High Performance Computing Center North
In this exercise you will implement the Scalable Universal Matrix Multiplication Algorithm (SUMMA)  to compute the matrix product C = AB; A mxn and B nxp. You will implement the multiplication with m = n = p = dim (it is not much more difficult to implement the general case).
The algorithm is presented in algorithm 4.3-4.4 in Scientific Computing on High Performance Computers. For the broadcast operation use a pipelined operation according to algorithm 4.3, not logarithmic scheme (why?).
In the file matmult.c and matmul.f90 there is a framework for initiating the processors and distributing a matrix over the 2D grid in rectangular blocks. Look in the files for more information. matmult.c uses nrutil.c and nrutil.h so copy all three files if you are going to use matmult.c.
Observe that the distributed blocks of the matrices need not be square, they are often rectangular. This is not a problem when computing the matrix product. To obtain a higher performance use BLAS for the rank-1 update, see man sger.

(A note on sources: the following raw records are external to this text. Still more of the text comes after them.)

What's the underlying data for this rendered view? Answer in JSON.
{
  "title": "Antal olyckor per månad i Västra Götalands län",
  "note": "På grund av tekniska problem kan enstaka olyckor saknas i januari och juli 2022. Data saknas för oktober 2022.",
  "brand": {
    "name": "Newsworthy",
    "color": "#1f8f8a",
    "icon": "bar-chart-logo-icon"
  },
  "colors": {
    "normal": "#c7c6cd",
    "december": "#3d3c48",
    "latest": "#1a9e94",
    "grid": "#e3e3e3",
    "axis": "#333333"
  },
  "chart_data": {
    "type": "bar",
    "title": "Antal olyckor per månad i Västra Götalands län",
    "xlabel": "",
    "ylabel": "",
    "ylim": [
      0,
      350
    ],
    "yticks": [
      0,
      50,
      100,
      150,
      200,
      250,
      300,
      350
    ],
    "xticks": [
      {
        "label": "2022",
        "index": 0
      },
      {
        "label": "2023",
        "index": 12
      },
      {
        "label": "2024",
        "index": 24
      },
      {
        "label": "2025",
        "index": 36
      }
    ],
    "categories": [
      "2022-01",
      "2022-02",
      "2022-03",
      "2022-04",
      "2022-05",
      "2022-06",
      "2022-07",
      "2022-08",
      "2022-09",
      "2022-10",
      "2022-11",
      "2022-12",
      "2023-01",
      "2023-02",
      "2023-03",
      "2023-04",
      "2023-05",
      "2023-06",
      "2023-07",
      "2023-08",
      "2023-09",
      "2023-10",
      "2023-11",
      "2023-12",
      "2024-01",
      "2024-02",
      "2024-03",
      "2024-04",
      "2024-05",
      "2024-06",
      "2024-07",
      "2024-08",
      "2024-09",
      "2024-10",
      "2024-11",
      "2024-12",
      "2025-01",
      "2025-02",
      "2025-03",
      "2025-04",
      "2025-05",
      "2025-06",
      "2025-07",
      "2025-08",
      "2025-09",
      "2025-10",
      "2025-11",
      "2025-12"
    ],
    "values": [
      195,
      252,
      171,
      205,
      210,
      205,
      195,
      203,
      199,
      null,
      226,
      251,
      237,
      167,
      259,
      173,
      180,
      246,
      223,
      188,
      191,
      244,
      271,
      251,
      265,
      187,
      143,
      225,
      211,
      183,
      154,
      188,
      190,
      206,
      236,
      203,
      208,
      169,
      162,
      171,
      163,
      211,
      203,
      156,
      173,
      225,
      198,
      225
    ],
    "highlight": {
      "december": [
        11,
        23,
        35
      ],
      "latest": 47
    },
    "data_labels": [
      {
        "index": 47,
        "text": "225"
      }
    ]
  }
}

The pictures in this PDF describes the variables in matmult.c
Run the routine for a different number of processors with a matrix of the size 2000. Plot (with Matlab or similar) 1) M-flops against the number of processors, 2) the ratio M-flops/n against n. Try to explain the result. You could try a smaller/larger matrix and see if you get a similar result.
Source code that may become useful: matmul.f90, matmult.c, nrutil.c and nrutil.h
The files can be downloaded by this link: ass1.tar.gz
References  R. A. van de Geijn and J. Watts. Summa: Scalable universal matrix multiplication algorithm. Technical Report CS-95-286, Univ. Tennessee, 1995.
Original assignment by Mikael Adlers, Linköpings Universitet.